Beim Frühstück erklärte ihr Julian, die Tiere liefen nachts frei durchs Gelände. Man habe ein Flußpferd gehört, und die Riedantilopen, die die Sicherheit des Lagers liebten, gäben leise Pfeiftöne von sich. Dann war es ganz gut, fand sie, daß sie das nicht gewußt hatte, sonst hätte sie vielleicht überhaupt nicht einschlafen können.

»Jetzt möchte ich Ihnen Crispin vorstellen«, sagte Julian, als sie vom Frühstück aufstanden. »Ich bleibe im Lager, um die letzten Vorbereitungen für Ihren Ausflug heute nachmittag zu treffen, und Crispin bringt Sie zu den wilden Tieren. Er ist der stellvertretende Safarileiter.«

Crispin trug keine Uniform und sah in seinem geblümten Hemd, dunkler Hose und Turnschuhen einem eifrigen Schulbuben ähnlich. Er hatte ein schmales Gesicht und helle, aufmerksam blickende Augen. Er schien stolz darauf zu sein, sie führen zu dürfen. Mrs. Pollifax fand das reizend.

John Steeves sagte: »Crispin klingt englischer als Julian. Wie sind Ihre sambischen Namen?«

»Meiner?« Julian lachte. »Sie wollen sie alle auf einmal erfahren? Milimo Simoko Chikwanda.«

Steeves grinste: »Ich bleibe bei Julian. Und Crispin?«

»Wamufu Chinyanta Muchona.«

Steeves nickte: »Also endgültig Julian und Crispin.«

»Meine ich auch«, sagte Julian amüsiert.

Als sie das Motorboot für die Flußfahrt bestiegen, herrschte Picknickstimmung. Die Sonne schien mild und strahlend, der Fluß hallte wider von Morgengeräuschen. Und als sie aufbrachen, hatten sie ein üppiges Frühstück mit Rührei und Schinken, Würstchen, Toast und Kaffee hinter sich. Mr. Kleiber, der neben Mrs. Pollifax saß, ging so weit einzugestehen, daß er gern ein Krokodil sähe. Amy Lovecraft hatte sich mit einer zünftig aussehenden, alle Raffinessen versehenen Kamera ausgerüstert, die sie John Steeves zu erklären versuchte. Die Reeds saßen in Fahrtrichtung, beide wirkten unausgeschlafen. Tom Henry und Chanda standen am Heck, und Mr. Mclntosh saß allein am Bug. Auch er war mit Fotoapparaten und Belichtungsmessern behängt.
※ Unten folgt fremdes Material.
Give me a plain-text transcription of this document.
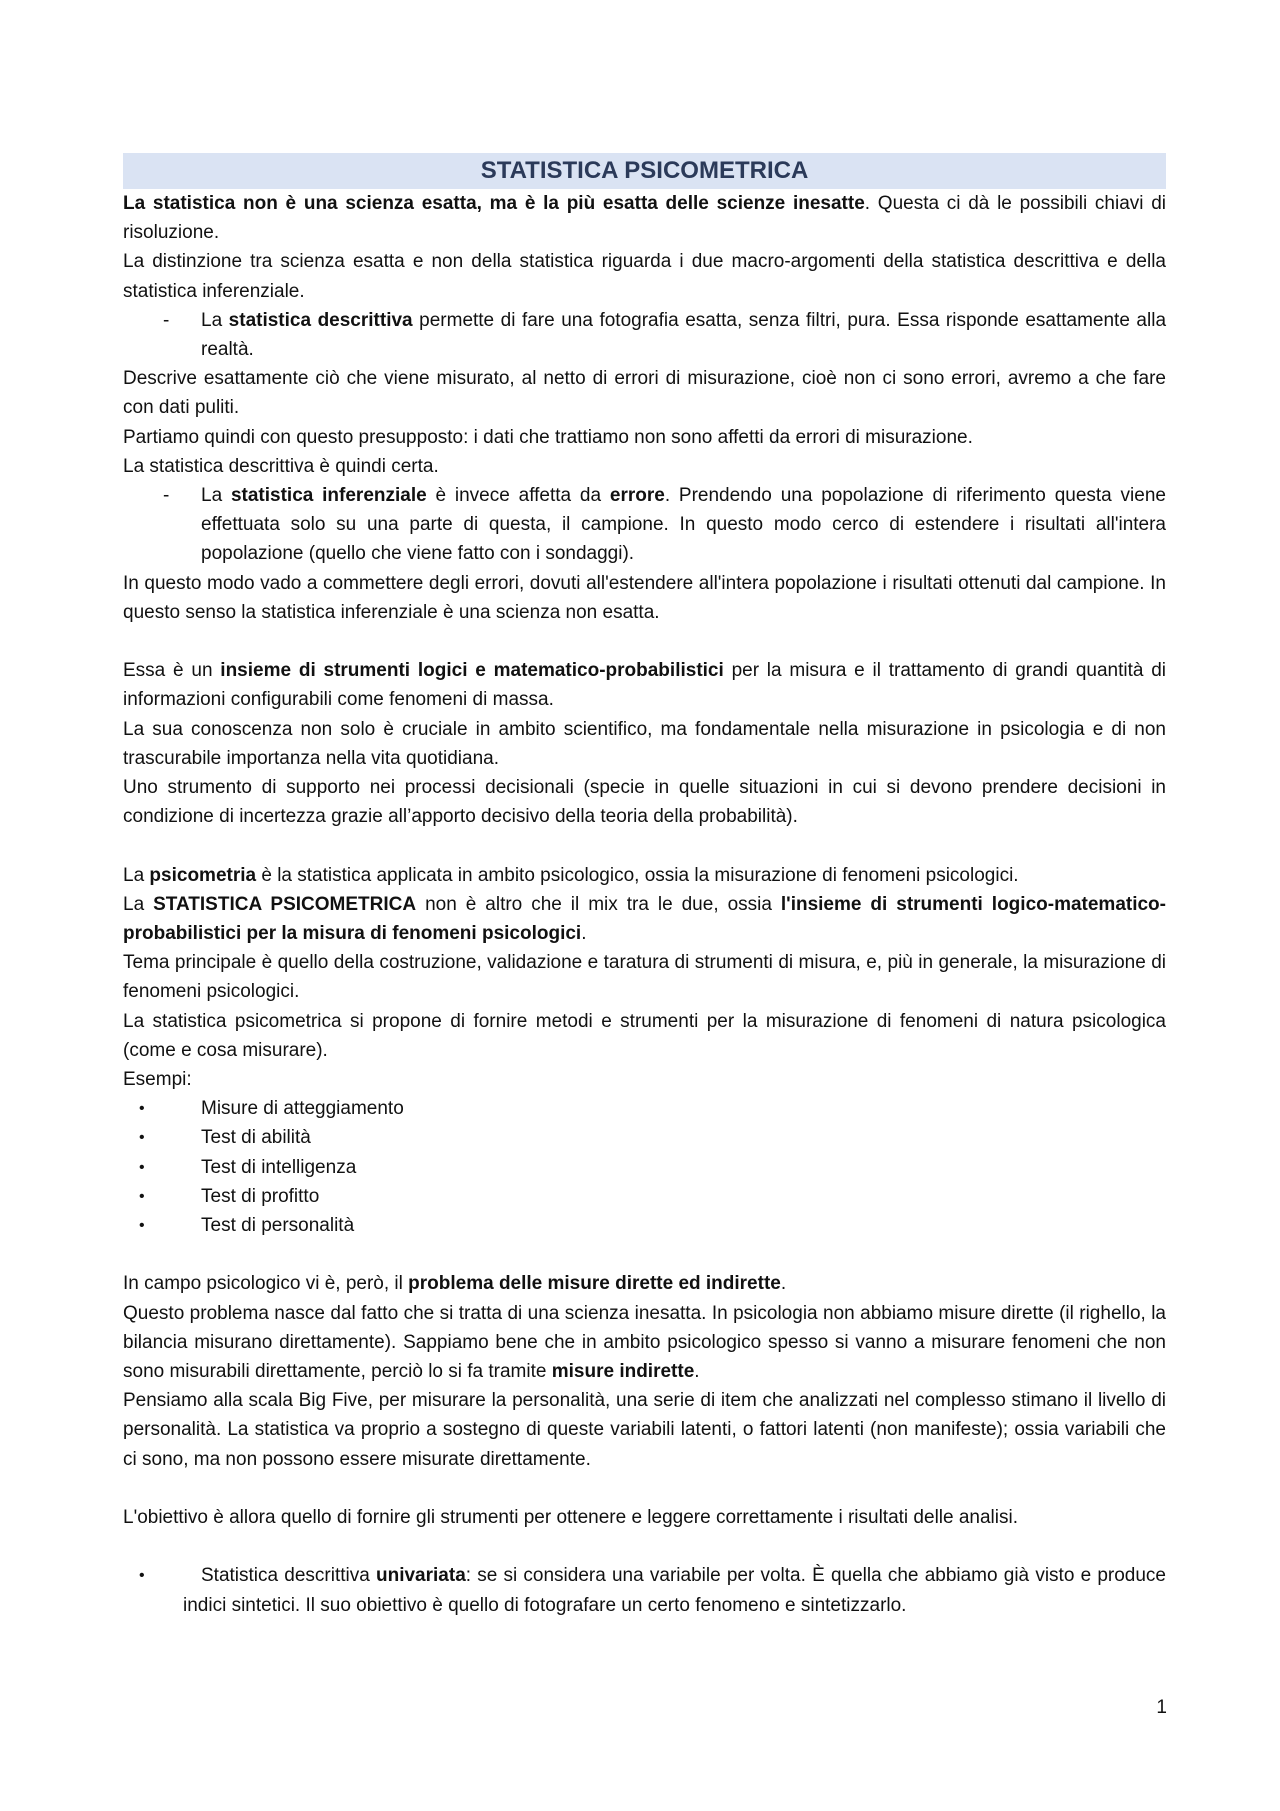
STATISTICA PSICOMETRICA

La statistica non è una scienza esatta, ma è la più esatta delle scienze inesatte. Questa ci dà le possibili chiavi di risoluzione.

La distinzione tra scienza esatta e non della statistica riguarda i due macro-argomenti della statistica descrittiva e della statistica inferenziale.

- La statistica descrittiva permette di fare una fotografia esatta, senza filtri, pura. Essa risponde esattamente alla realtà.

Descrive esattamente ciò che viene misurato, al netto di errori di misurazione, cioè non ci sono errori, avremo a che fare con dati puliti.

Partiamo quindi con questo presupposto: i dati che trattiamo non sono affetti da errori di misurazione.

La statistica descrittiva è quindi certa.

- La statistica inferenziale è invece affetta da errore. Prendendo una popolazione di riferimento questa viene effettuata solo su una parte di questa, il campione. In questo modo cerco di estendere i risultati all'intera popolazione (quello che viene fatto con i sondaggi).

In questo modo vado a commettere degli errori, dovuti all'estendere all'intera popolazione i risultati ottenuti dal campione. In questo senso la statistica inferenziale è una scienza non esatta.

Essa è un insieme di strumenti logici e matematico-probabilistici per la misura e il trattamento di grandi quantità di informazioni configurabili come fenomeni di massa.

La sua conoscenza non solo è cruciale in ambito scientifico, ma fondamentale nella misurazione in psicologia e di non trascurabile importanza nella vita quotidiana.

Uno strumento di supporto nei processi decisionali (specie in quelle situazioni in cui si devono prendere decisioni in condizione di incertezza grazie all’apporto decisivo della teoria della probabilità).

La psicometria è la statistica applicata in ambito psicologico, ossia la misurazione di fenomeni psicologici.

La STATISTICA PSICOMETRICA non è altro che il mix tra le due, ossia l'insieme di strumenti logico-matematico-probabilistici per la misura di fenomeni psicologici.

Tema principale è quello della costruzione, validazione e taratura di strumenti di misura, e, più in generale, la misurazione di fenomeni psicologici.

La statistica psicometrica si propone di fornire metodi e strumenti per la misurazione di fenomeni di natura psicologica (come e cosa misurare).

Esempi:

•	Misure di atteggiamento
•	Test di abilità
•	Test di intelligenza
•	Test di profitto
•	Test di personalità

In campo psicologico vi è, però, il problema delle misure dirette ed indirette.

Questo problema nasce dal fatto che si tratta di una scienza inesatta. In psicologia non abbiamo misure dirette (il righello, la bilancia misurano direttamente). Sappiamo bene che in ambito psicologico spesso si vanno a misurare fenomeni che non sono misurabili direttamente, perciò lo si fa tramite misure indirette.

Pensiamo alla scala Big Five, per misurare la personalità, una serie di item che analizzati nel complesso stimano il livello di personalità. La statistica va proprio a sostegno di queste variabili latenti, o fattori latenti (non manifeste); ossia variabili che ci sono, ma non possono essere misurate direttamente.

L'obiettivo è allora quello di fornire gli strumenti per ottenere e leggere correttamente i risultati delle analisi.

•	Statistica descrittiva univariata: se si considera una variabile per volta. È quella che abbiamo già visto e produce indici sintetici. Il suo obiettivo è quello di fotografare un certo fenomeno e sintetizzarlo.
1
Plötzlich rief Crispin dem Jungen am Steuer einen kurzen Befehl zu, woraufhin das Boot auf das gegenüberliegende Ufer zuhielt. In diesem Augenblick hob Mrs. Pollifax ihre Kamera und fotografierte den Flußlauf, wobei es ihr gelang, gleichzeitig mehrere Gesichter ihrer Mitreisenden einzufangen. Schon beim Einsteigen hatte sie jeden geknipst, was außer Cyrus Reed, der sie vorwurfsvoll ansah, so als hätte er das nicht von ihr erwartet, niemand zu beanstanden schien.
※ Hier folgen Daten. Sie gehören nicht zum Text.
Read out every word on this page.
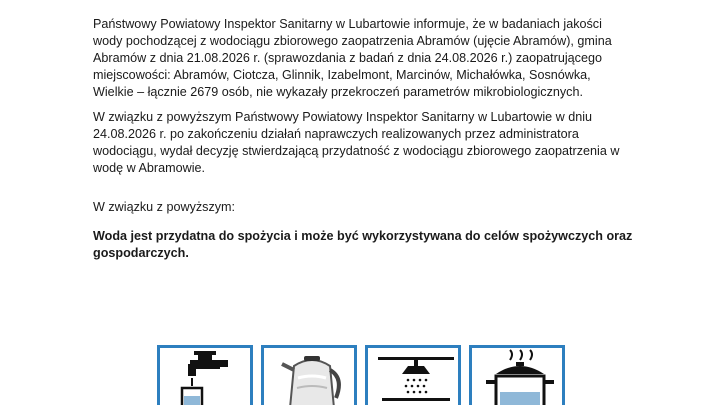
Państwowy Powiatowy Inspektor Sanitarny w Lubartowie informuje, że w badaniach jakości wody pochodzącej z wodociągu zbiorowego zaopatrzenia Abramów (ujęcie Abramów), gmina Abramów z dnia 21.08.2026 r. (sprawozdania z badań z dnia 24.08.2026 r.) zaopatrującego miejscowości: Abramów, Ciotcza, Glinnik, Izabelmont, Marcinów, Michałówka, Sosnówka, Wielkie – łącznie 2679 osób, nie wykazały przekroczeń parametrów mikrobiologicznych.

W związku z powyższym Państwowy Powiatowy Inspektor Sanitarny w Lubartowie w dniu 24.08.2026 r. po zakończeniu działań naprawczych realizowanych przez administratora wodociągu, wydał decyzję stwierdzającą przydatność z wodociągu zbiorowego zaopatrzenia w wodę w Abramowie.

W związku z powyższym:

Woda jest przydatna do spożycia i może być wykorzystywana do celów spożywczych oraz gospodarczych.
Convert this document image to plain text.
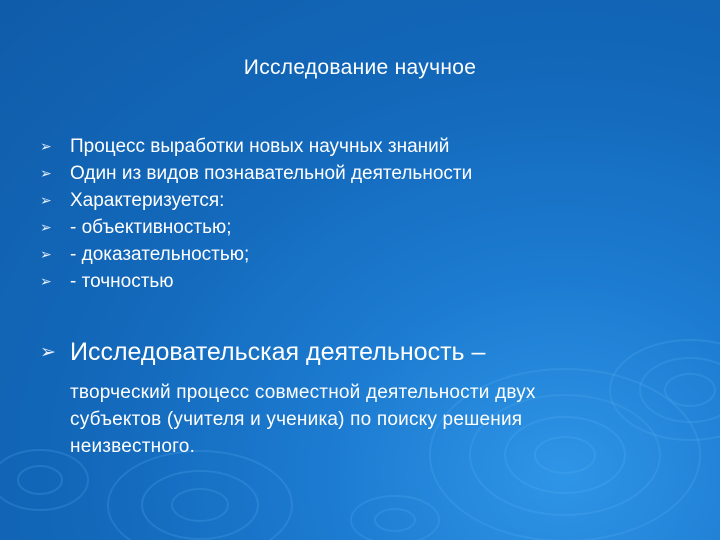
Исследование научное
➢ Процесс выработки новых научных знаний
➢ Один из видов познавательной деятельности
➢ Характеризуется:
➢ - объективностью;
➢ - доказательностью;
➢ - точностью
➢ Исследовательская деятельность –
творческий процесс совместной деятельности двух
субъектов (учителя и ученика) по поиску решения
неизвестного.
»Flußpferd«, sagte Crispin leise und zeigte mit dem Finger darauf.

Das Motorboot steuerte auf einen Landeplatz am Flußufer zu. Als sie in Höhe einer geheimnisvoll aussehenden Bucht stoppten, sah Mrs. Pollifax zwischen den Bäumen mächtige Gestalten. Plötzlich ertönte ein donnerndes Gebrüll. Das erste Flußpferd plumpste in den Strom. Sonnenflecken glitzerten auf riesigen schwarzen Köpfen, als die Flußpferde, immer wieder untertauchend, in den Fluß hinausschwammen. Sie zählte fünf, sechs, sieben, bei elf hörte sie auf. Es kamen immer neue Familien, die unbeholfen herumtollten. Ein besonders kühnes Tier schwamm auf das Motorboot zu und starrte die Insassen neugierig an.
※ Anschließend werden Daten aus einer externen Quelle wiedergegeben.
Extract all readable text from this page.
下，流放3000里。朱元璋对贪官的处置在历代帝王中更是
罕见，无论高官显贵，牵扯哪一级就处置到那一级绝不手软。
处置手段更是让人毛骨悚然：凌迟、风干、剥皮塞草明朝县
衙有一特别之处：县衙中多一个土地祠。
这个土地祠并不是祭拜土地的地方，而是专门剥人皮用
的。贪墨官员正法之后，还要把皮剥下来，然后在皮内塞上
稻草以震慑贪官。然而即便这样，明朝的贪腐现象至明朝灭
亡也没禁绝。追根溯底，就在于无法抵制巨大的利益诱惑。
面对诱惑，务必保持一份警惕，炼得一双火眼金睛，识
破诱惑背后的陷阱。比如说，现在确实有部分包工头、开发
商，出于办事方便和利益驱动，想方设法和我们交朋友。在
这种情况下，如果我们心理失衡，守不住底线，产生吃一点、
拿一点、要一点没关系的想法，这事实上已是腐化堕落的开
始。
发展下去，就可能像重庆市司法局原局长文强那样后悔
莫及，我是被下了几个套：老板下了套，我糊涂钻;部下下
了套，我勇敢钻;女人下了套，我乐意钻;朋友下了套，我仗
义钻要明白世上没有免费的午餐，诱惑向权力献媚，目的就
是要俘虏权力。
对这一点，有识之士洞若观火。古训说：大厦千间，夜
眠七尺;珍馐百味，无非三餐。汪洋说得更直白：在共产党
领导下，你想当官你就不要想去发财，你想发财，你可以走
Mrs. Pollifax lachte, und nachdem das Boot sich stromauf- wärts wieder in Bewegung gesetzt hatte, begannen alle zu reden und im Boot umherzugehen. Mr. Mclntosh stellte sich mit schußbereiter Kamera neben Mrs. Pollifax. Er hat eine schlechte Haltung, stellte sie fest, aber, dachte sie nachsichtig, kein Mensch konnte aufrecht stehen, wenn er die Welt unbedingt mit gesenktem Kopf betrachten mußte. Ihr fiel auf, daß sein ziemlich langes, schwarzes Haar dringend gewaschen werden mußte. Die weißen Fäden darin wirkten interessant zu seinem gebräunten Gesicht.